Trailerschau für Filmstarts vom 19.8.

Vielleicht mal im Fernsehen:
Allt flyter (Männer im Wasser): Das Full Monty-Prinzip, hier in einer schwedischen Variante: Midlife-Crisis-geplagte Männer gründen eine Synchronschwimm-Gruppe und treten bei einer Meisterschaft an. Vor zehn oder 15 Jahren hätte das sicher origineller gewirkt, heute reicht’s vielleicht noch für „ganz nett“. Absoluter Pluspunkt: Die Musik kommt von meiner schwedischen Lieblingsband The Soundtrack of our Lives.
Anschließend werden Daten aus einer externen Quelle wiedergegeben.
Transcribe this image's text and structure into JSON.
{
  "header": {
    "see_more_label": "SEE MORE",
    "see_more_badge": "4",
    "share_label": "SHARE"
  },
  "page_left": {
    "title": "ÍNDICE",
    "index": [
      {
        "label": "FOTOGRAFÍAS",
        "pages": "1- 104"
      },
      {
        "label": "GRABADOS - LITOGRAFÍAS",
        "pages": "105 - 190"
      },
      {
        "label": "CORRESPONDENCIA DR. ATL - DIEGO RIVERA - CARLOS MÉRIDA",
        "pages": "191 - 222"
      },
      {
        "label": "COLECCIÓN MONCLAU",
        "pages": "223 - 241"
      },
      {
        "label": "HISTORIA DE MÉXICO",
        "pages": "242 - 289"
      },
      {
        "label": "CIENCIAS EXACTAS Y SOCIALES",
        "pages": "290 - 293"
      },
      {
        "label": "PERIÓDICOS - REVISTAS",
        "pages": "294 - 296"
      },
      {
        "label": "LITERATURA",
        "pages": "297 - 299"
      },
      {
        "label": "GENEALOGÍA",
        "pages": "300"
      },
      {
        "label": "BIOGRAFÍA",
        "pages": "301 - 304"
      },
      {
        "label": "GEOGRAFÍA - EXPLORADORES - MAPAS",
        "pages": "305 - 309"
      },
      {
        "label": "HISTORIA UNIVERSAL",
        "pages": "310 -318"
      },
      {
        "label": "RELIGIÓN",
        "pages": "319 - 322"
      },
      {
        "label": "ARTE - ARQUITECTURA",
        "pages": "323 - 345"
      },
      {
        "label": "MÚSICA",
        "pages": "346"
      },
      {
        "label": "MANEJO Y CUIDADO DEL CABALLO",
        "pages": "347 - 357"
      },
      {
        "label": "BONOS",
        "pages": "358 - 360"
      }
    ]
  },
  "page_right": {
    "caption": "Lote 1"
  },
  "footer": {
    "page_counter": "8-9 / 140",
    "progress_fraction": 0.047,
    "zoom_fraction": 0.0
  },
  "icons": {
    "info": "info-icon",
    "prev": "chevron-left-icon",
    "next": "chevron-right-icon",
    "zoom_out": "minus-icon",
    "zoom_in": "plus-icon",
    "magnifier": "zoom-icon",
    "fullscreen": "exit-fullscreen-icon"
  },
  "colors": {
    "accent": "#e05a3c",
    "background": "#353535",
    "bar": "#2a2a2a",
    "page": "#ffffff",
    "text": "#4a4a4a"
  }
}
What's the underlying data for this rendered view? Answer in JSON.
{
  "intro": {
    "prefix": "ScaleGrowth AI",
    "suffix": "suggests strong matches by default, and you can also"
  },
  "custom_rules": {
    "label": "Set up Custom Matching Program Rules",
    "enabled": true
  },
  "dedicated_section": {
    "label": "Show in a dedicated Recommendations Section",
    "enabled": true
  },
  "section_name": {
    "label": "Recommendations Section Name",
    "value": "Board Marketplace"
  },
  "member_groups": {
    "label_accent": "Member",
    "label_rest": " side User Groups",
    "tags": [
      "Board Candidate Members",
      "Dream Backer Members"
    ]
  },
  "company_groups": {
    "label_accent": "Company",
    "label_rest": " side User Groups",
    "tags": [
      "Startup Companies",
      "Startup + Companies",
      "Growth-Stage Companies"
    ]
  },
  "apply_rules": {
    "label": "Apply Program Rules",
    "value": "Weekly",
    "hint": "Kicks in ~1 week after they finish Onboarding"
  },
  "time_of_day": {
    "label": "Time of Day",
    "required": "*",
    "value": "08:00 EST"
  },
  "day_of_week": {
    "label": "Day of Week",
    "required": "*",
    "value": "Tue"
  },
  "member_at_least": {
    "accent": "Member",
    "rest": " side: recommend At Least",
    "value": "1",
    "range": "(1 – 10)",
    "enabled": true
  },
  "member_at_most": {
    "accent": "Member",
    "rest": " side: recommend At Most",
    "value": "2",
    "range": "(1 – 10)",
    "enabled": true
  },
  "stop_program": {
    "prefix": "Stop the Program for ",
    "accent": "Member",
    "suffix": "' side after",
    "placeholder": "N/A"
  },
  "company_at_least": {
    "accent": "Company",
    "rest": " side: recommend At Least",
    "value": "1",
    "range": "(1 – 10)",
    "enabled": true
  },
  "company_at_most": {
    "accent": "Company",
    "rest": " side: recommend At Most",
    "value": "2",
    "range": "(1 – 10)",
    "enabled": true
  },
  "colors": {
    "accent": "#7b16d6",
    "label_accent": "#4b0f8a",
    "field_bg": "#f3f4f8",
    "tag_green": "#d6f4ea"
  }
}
Das letzte Schweigen: Gut besetzter deutscher Krimi, der mit etwas Glück oberes Tatort-Niveau erreichen könnte, der aber laut Robert Zimmermann (critic.de) allzu viel Wert auf gewichtige Ästhetik legt.

Muss nicht sein:
Distanz: Ein verschlossener Gärtner (Ken Duken) mit Neigung zu Gewaltausbrüchen bis hin zum Mord. Und eine Frau, die sich in ihn verliebt, auch wenn man nicht versteht, wieso. Ekkehard Knörer lobt, dass der Film „fernsehtypische Sofortpsychologie verweigert“, bemängelt aber, dass der Film überhaupt nicht versucht, seine Hauptfigur zu erklären: „Unbeteiligt sieht die Nähe behauptende Kamera dabei zu. Der Zuschauer tut es auch und zuckt mit den Schultern.“

Bébés (Babys): Neugeborene sind wahnsinnig niedlich, egal aus welchem Teil der Welt sie stammen. Das weiß man auch, ohne diese Doku zu sehen, die ein bisschen One-World-Folklore mit Cute Overload vermischt. Dann doch lieber Katzenbilder im Internet gucken.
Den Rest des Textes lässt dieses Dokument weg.